IH: Oh yeah. Mick followed us everywhere. He had no money, so you’d let him in….They’d jump off a train before it got in a station [cackles.] They’d park out all night. Joe Strummer was another one. We let Joe in at Doncaster when he was fourteen years old. He had no money, so we let him in the back; him and his mates! That’s rock and roll.
CS: You encapsulated that anarchy with the elegiac “Saturday Gigs”. Was that meant as a farewell to Mott The Hoople?
IH: You know, it’s funny. We were all in there, and we were all singing it.[Pauses]…None of us knew for sure, but it felt…We’d done seven records and toured a lot in five years. I was knackered: I went into hospital. I think ‘Enough is enough’, yeah. It had played its course.
CS: And what a song to close on!
IH: Yeah, Ronson produced it. That was the only thing we did with Mick, and he made a great job of it…It got to be about number 32 or 33. We were fed up about that. People were saying that it sounded too much like “All The Young Dudes.” So, it never really went top 10, and we were all pretty fed up about that. [More than that] the band wasn’t really getting on with Mick Ronson, so that was the end of that.
CS: When do you think Defiance Part II will be out?
IH: I don’t know.
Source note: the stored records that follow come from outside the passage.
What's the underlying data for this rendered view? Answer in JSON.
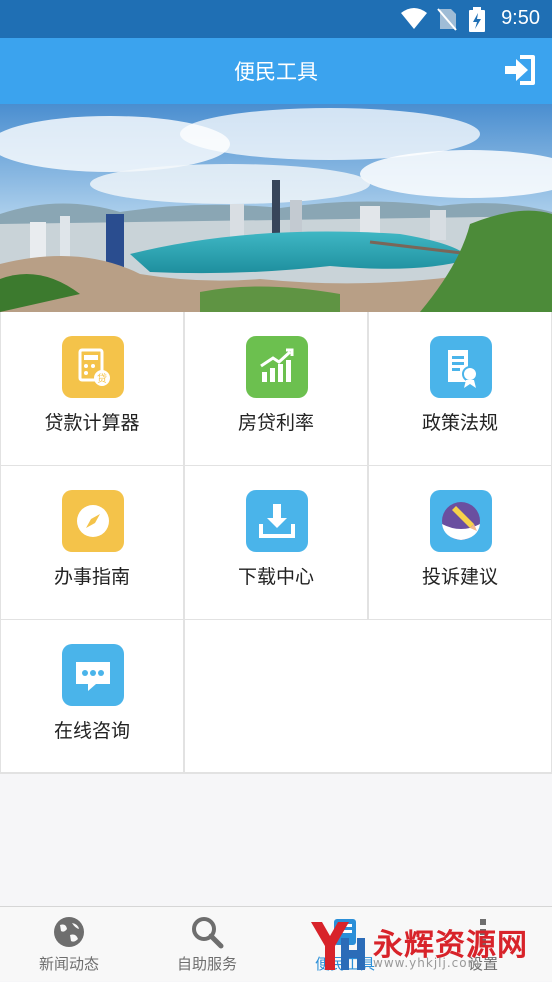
{
  "status_bar": {
    "time": "9:50"
  },
  "app_bar": {
    "title": "便民工具",
    "login_icon": "login-icon"
  },
  "tools": [
    {
      "label": "贷款计算器",
      "icon": "calculator-icon",
      "color": "#f4c34a"
    },
    {
      "label": "房贷利率",
      "icon": "chart-up-icon",
      "color": "#6cc04f"
    },
    {
      "label": "政策法规",
      "icon": "certificate-icon",
      "color": "#4ab4ea"
    },
    {
      "label": "办事指南",
      "icon": "compass-icon",
      "color": "#f4c34a"
    },
    {
      "label": "下载中心",
      "icon": "download-icon",
      "color": "#4ab4ea"
    },
    {
      "label": "投诉建议",
      "icon": "pencil-note-icon",
      "color": "#4ab4ea"
    },
    {
      "label": "在线咨询",
      "icon": "chat-icon",
      "color": "#4ab4ea"
    }
  ],
  "tab_bar": {
    "tabs": [
      {
        "label": "新闻动态",
        "icon": "globe-icon",
        "active": false
      },
      {
        "label": "自助服务",
        "icon": "search-icon",
        "active": false
      },
      {
        "label": "便民工具",
        "icon": "tools-icon",
        "active": true
      },
      {
        "label": "设置",
        "icon": "more-icon",
        "active": false
      }
    ]
  },
  "watermark": {
    "text": "永辉资源网",
    "url": "www.yhkjlj.com"
  },
  "colors": {
    "status_bar": "#1f6fb4",
    "app_bar": "#3ba3ee",
    "accent": "#2b8fd8"
  }
}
Andy’s out with John Mellencamp until July, so I guess we’ll finish it sometime in the summer. I don’t know if we can get it out this year, or whether it will be next year. It’s hard to get vinyl. It’s getting a bit easier, but vinyl’s difficult. That’s why I waited about a year for this to come out, because of vinyl.
CS: You say you played a lot of piano on this album. Was it live or overdubbed?
IH: It wasn’t done like that. Andy York would come around for hours to my house with a computer, and a little keyboard, and a black box…I would put a piano down with a drum groove from a machine. We only had one set of headphones, so he would have to listen to me sing over the piano. He wouldn’t hear the piano, it was just me on my own singing. This was us doing demos in my basement, and demos in my basement turned into what you’ve got. We never went into a studio. All ‘do-it-yourself’.
CS: So, it was a holistic process?
IH: It was back to front and a fluke. The whole thing was a fluke, and that’s the great thing about it.
CS: I’ll ask two more questions. Firstly, will Part II be a narrative sequel to Part I?
IH: Yeah. It’ll be a little bit darker. Defiance I was deliberately on the up, and the optimistic side because of Covid. There’s enough going on, and you don’t need me telling you how bad things are. Part I is kind of like the Mott album, and Part II is a little more involved. It’s more politicized, a little.
CS: Finally, how does Defiance Part I stand up with your past work?
IH: It’s right up there. I don’t like comparing, but it’s as good as anything I’ve ever done. We sent the right tracks to the right people, and they made an amazing job of it.